The task description. "Add error handling to invitation signup." Coarse. Loses information about implementation details.
The diff. What we landed on for Purple to Blue. Captures what changed; doesn't capture intent.
Diff plus task description. What Purple actually sends. Diff is what changed, task is why. Both are needed; diff alone makes good tests for the wrong reason, task alone makes plausible tests for the wrong feature.
A structured task spec. Task ID, acceptance criteria, file list, diff, test commands, auth config. We pass this for some agent transitions where Blue needs more than prose context. Heavier; harder to construct; easier to consume.
The conversation log. Some teams pass the previous agent's full chain-of-thought. Has the most information; has way too much noise; the receiving agent's context window pays for it.

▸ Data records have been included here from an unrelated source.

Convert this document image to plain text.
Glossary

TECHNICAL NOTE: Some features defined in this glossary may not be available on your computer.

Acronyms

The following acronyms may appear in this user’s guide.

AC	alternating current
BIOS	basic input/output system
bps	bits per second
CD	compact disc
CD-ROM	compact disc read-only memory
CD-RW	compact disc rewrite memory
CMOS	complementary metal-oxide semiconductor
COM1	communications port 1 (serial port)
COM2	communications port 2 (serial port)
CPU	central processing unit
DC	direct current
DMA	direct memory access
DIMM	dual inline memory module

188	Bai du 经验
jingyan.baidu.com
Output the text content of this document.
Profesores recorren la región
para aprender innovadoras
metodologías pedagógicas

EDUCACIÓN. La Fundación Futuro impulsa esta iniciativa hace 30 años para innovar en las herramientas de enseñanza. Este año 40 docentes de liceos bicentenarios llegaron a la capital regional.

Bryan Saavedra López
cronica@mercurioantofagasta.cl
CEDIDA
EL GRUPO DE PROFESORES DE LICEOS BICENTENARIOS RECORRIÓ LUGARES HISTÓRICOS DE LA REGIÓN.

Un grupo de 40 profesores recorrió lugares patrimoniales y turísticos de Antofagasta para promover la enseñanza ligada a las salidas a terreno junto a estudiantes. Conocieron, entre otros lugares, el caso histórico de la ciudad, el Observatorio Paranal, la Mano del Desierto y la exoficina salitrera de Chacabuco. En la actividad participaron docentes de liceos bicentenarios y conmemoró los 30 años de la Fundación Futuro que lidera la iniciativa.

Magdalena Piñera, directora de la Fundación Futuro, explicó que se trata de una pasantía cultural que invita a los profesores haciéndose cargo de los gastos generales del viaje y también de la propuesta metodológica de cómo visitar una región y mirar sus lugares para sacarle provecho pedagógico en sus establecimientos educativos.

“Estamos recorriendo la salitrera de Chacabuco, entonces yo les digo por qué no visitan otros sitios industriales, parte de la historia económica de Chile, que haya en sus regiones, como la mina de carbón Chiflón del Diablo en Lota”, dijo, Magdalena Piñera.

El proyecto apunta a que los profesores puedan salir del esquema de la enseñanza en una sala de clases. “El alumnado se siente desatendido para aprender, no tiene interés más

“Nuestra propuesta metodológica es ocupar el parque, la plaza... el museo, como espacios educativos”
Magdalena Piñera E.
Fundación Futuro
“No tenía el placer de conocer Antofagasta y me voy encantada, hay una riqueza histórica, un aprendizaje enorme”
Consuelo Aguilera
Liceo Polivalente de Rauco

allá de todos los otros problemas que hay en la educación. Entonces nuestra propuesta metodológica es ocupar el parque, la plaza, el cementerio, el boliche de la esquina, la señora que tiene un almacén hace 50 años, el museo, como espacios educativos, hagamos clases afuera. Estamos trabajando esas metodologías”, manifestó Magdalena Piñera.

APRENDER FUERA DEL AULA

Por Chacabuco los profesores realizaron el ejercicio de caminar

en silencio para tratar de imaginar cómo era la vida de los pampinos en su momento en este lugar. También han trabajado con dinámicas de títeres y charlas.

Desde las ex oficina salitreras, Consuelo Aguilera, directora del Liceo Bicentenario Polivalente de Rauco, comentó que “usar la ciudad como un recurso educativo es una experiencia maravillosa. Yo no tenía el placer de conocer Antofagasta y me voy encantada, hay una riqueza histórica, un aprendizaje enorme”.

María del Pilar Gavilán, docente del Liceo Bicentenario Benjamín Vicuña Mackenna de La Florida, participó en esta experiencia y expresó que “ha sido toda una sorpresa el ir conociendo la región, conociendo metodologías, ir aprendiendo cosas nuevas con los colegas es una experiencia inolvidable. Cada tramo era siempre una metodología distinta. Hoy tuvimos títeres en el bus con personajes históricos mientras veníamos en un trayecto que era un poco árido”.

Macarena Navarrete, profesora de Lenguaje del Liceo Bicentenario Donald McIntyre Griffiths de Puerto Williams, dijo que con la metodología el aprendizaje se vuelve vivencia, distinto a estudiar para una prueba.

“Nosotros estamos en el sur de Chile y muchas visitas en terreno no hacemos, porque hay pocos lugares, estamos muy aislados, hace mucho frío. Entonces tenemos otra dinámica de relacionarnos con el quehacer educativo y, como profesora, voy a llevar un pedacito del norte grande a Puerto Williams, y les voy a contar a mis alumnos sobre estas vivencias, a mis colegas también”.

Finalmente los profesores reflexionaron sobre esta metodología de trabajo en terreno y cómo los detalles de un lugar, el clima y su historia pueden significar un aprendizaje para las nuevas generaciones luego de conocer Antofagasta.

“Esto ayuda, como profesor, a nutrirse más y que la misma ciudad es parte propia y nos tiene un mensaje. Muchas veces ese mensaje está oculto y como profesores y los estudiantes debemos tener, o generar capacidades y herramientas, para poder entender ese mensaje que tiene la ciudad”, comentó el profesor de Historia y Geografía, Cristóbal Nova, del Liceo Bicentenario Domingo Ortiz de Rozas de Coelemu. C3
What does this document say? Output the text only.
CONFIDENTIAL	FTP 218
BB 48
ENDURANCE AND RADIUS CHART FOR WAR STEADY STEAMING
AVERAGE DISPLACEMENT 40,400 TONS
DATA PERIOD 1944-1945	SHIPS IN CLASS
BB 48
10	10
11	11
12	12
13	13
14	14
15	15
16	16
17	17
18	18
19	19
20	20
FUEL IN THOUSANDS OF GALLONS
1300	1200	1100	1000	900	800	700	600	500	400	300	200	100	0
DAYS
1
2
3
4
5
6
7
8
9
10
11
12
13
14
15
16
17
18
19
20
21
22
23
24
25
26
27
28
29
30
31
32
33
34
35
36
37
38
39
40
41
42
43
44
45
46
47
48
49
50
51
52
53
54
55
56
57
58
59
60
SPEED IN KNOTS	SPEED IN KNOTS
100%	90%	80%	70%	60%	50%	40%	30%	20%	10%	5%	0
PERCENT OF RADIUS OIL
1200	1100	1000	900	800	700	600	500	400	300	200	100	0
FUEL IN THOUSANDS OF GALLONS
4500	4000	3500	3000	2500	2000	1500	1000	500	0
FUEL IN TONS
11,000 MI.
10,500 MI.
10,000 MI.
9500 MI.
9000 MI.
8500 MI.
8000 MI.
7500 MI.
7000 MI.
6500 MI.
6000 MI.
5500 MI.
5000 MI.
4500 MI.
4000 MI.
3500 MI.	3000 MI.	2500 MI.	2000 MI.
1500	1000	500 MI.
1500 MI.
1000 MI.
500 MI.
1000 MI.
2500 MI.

Each option is a tradeoff between completeness and signal-to-noise. The diff was a sweet spot for the test-generation handoff specifically because (a) it's compact relative to a full conversation log, (b) it's structured enough that Claude reliably parses it, and (c) the information it carries — which lines of which files changed — was exactly the signal Blue was missing. For other handoffs the right unit is different. The PRD-to-task-graph handoff in green-codens passes a structured spec; the bug-to-fix handoff in red-codens passes a stack trace plus repro. There's no universal answer; the question is "what does the receiver need to do its job, and what's the minimum form that carries it."

The mental shift, for me, was from "let me make each agent better" to "let me make the channels between agents richer." The agents were already capable. What they needed was less ambiguous inputs. Once you frame the system as a graph of agents with edges that carry typed payloads, the design moves are about the edges — what gets passed, in what format, with what guarantees about freshness — not about the nodes.

Closing

If you're shipping a multi-agent system, I'm curious what unit you've landed on for the inter-agent payload. Is it a task description, a structured spec, a diff, a full conversation log, something else? What was the failure mode that pushed you toward that specific choice — was it scope drift like ours, or context-window economics, or something on the receiving agent's reliability? And once you'd picked it, what was the next thing that broke that you wish you'd designed for from the start?

The thing I haven't resolved yet, and would love to hear about: how do you handle the case where the diff is too large to send? Our current "split tasks smaller upstream" answer pushes the problem onto Purple's planning agent, but that's a constraint on planning, not a solution for QA. A "summarize the diff" pre-step is the natural next move, but compressing a diff loses the line-level precision that made the diff useful in the first place. Whoever has solved this for refactor-sized changes — I'd genuinely like to compare notes.